Mogadishu(SONNA)– Somali youth representatives were recently told of the importance that the United Nations attaches to young people’s role in national peace-building initiatives, and how political inclusion can enhance this.
The members of the United Nations Somalia - Youth Advisory Board were hearing from one of the world body’s senior officials, the Assistant Secretary-General for Peace-building Support, Oscar Fernandez-Taranco, who was in the Horn of Africa country to see first-hand the linkage between humanitarian, peace-building and development efforts.
“The fact that you have been selected to represent the wider constituency, reflects very much the spirit of how the United Nations, the Secretary-General’s envoy to Somalia and his team can benefit from your wisdom, your engagement and your opinions about what the UN is doing and could do much better,” Mr. Fernandez-Taranco said at their meeting.

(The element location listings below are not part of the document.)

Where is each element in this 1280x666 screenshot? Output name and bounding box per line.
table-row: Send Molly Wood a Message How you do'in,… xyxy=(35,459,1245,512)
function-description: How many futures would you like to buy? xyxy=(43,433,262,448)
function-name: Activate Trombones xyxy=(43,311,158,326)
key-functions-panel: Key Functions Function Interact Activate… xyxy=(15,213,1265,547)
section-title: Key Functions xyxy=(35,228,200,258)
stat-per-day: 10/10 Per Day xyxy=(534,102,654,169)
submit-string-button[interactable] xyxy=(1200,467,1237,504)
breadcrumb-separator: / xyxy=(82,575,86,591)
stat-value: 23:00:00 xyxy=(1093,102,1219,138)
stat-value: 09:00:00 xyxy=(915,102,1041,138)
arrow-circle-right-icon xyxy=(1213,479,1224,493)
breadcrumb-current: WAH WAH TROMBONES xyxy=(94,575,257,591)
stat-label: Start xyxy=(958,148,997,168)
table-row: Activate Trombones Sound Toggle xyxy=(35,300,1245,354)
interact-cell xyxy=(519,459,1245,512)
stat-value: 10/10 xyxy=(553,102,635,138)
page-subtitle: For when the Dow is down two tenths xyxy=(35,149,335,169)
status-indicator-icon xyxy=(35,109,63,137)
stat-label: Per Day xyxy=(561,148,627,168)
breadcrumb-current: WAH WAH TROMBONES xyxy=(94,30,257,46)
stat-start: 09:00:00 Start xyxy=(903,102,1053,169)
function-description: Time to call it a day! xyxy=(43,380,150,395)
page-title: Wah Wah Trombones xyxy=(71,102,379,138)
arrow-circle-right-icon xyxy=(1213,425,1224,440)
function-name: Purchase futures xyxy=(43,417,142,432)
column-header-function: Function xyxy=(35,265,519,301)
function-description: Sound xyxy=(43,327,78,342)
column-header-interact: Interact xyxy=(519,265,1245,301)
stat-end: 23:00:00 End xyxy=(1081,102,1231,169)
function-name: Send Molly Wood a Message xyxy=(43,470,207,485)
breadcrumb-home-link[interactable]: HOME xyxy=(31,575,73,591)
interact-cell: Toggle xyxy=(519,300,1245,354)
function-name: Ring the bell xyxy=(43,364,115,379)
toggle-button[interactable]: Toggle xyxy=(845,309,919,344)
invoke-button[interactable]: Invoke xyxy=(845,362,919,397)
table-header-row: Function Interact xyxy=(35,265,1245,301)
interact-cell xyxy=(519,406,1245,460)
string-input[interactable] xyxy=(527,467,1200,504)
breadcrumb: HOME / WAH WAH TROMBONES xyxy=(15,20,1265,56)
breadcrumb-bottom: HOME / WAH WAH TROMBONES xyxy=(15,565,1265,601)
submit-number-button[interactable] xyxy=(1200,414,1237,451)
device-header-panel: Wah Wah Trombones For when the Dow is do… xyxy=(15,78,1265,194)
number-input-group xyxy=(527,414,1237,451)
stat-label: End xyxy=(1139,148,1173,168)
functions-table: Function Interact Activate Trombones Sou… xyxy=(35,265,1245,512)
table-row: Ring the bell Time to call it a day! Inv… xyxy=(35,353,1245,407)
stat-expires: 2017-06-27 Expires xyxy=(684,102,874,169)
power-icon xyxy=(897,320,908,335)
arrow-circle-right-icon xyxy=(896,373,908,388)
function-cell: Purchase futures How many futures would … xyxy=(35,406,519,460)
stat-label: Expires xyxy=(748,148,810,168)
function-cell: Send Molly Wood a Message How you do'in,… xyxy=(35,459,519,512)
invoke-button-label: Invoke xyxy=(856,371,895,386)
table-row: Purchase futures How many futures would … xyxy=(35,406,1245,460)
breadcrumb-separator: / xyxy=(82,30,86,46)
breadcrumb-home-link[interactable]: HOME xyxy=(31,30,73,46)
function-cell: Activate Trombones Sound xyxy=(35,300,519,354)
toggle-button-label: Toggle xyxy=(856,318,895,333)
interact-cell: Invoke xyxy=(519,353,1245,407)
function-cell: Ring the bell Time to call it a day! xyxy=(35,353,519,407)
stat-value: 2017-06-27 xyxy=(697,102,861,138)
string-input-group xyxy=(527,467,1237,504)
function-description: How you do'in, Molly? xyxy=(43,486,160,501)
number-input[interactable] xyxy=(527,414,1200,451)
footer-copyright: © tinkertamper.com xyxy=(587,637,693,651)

The UN official added that in a country like Somalia – where approximately 80 percent of the population are young, where youth unemployment is high, and where drought and conflict have fuelled displacement and rapid urbanization – they had a unique opportunity to shape the delivery of youth programmes.
The Youth Advisory Board was recently established following an open nomination process. It is made up of 18 young people, nine women and nine men from across the country, and was created to advise the UN system on youth issues in Somalia. The Board aims to strengthen the UN’s engagement with young Somalis and their involvement in political processes and peace-building initiatives as part of the world body’s Youth, Peace and Security Agenda. The Agenda is tied to the UN Security Council’s Resolution 2250, which was adopted in 2015 and emphasizes the importance of youth as agents of change in the maintenance and promotion of peace and security.
Also present at the meeting was the Secretary-General’s Special Representative, James Swan.
UN benefits from youth
In his remarks, Mr. Fernandez-Taranco told the board members that the UN was interested in “benefitting from the knowledge that you have from your communities and the regions that you are coming from, your experience as professionals or as community organizers.”
During their meeting, the youths raised a wide range of views and recommendations related to policy and programming in education, women’s empowerment, people with disabilities and peacebuilding, among others.
Board member Shaima Sallal Mohamed, founder of Golden Girls Sports Centre, an organization that fights against gender-based violence and promotes the education of young women and girls through sports activities, said that being a member of the Youth Advisory Board allowed her to be a voice for other young people in Somalia.
Another board member, Jamila Mohamed Hassan from South West State, highlighted how women can participate in peacebuilding, noting that “women are community leaders and they can significantly contribute to the attainment of peace.”
The need to have a quota for youth representation in Parliament as a way of including young people in the country’s decision-making processes was also one of the key points discussed.
For his part, Mr. Swan told the participants that it was important that UN thinking, programming and decisions are informed by consulting with youth and hearing their thoughts.
“We hope that through the Youth Advisory Board we can have a better understanding of what the youth throughout the country are thinking and what they believe we should understand,” he said.